Gallatin County Attorney Marty Lambert said that the law that required a governing body be created to oversee some board of health decisions was meant to “remove as much authority as possible” from health boards in the state and give that to elected officials.
Matt Kelley, former Gallatin County Health Officer, has been raising concerns about the agreement. He said the changes made by the 2021 Legislature were limited, and shifted only some authority to the governing body. The changes proposed in the new agreement have added confusion to members of the health board over what their duties are.
Kelley, who is now CEO of the Montana Public Health institute, felt that the county was overreaching in its duties that were spelled out in the agreement. Some of those duties, like accepting money and spending it, are still the responsibility of the board of health, according to state law.
The new agreement indicated that function would be roughly the same but subject to county approval.
Becky Franks, chair of the Board of Health, said she’s unsure what her job is. She usually signs all of the contracts for the board to accept money, but said the ambiguity in the agreement makes that role unclear.
Gallatin County Commissioner Joe Skinner said the county commission has always approved the health department’s budget.
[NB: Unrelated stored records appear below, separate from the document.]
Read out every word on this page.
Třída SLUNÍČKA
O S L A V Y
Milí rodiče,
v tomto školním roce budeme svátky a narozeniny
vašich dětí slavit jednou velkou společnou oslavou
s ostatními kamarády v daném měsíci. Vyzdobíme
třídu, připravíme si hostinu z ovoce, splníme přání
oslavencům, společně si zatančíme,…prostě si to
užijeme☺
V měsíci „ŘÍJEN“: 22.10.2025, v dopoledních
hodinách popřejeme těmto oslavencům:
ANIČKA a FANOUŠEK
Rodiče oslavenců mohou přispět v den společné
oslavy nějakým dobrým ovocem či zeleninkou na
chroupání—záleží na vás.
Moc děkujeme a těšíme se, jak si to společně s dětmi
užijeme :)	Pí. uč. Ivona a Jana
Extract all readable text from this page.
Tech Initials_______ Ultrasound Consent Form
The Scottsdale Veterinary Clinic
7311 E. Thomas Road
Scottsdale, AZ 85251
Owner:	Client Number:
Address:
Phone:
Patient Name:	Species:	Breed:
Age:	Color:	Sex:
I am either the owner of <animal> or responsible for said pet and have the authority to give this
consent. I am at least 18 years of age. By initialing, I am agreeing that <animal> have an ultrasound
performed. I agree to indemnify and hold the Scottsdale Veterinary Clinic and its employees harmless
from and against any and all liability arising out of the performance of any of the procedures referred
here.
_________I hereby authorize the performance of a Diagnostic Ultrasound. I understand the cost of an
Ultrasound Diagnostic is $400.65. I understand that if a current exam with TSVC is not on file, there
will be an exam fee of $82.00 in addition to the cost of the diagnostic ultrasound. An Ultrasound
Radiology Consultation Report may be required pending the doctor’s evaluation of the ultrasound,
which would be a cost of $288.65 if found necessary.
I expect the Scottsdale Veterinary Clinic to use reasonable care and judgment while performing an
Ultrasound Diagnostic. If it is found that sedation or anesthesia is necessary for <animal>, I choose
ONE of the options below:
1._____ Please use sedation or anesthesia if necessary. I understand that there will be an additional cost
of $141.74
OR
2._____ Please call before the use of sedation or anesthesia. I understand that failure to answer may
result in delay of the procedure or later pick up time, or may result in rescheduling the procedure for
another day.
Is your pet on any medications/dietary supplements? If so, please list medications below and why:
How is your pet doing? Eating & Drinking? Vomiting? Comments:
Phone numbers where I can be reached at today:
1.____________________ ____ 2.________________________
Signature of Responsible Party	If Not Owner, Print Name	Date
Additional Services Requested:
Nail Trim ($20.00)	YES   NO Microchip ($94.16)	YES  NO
“There has to be somebody that has final authority,” Skinner said. “There has to be some check and balance over that.”
Franks was also concerned about the lack of input that the health board had during negotiations for the new interlocal agreement.
Buck Taylor, the vice chair of the health board, agreed with Franks.
“It was more in an almost advisory capacity. It’s not like we have been at the table for a lot of these discussions,” Taylor said.
Elected officials are responsible for ironing out the agreement and creating a county health agency, not the health board, MacFarlane said.
“It seemed like there would exist some conflict in that if we were empowering the board of health to start defining how it would be re-formed,” MacFarlane said.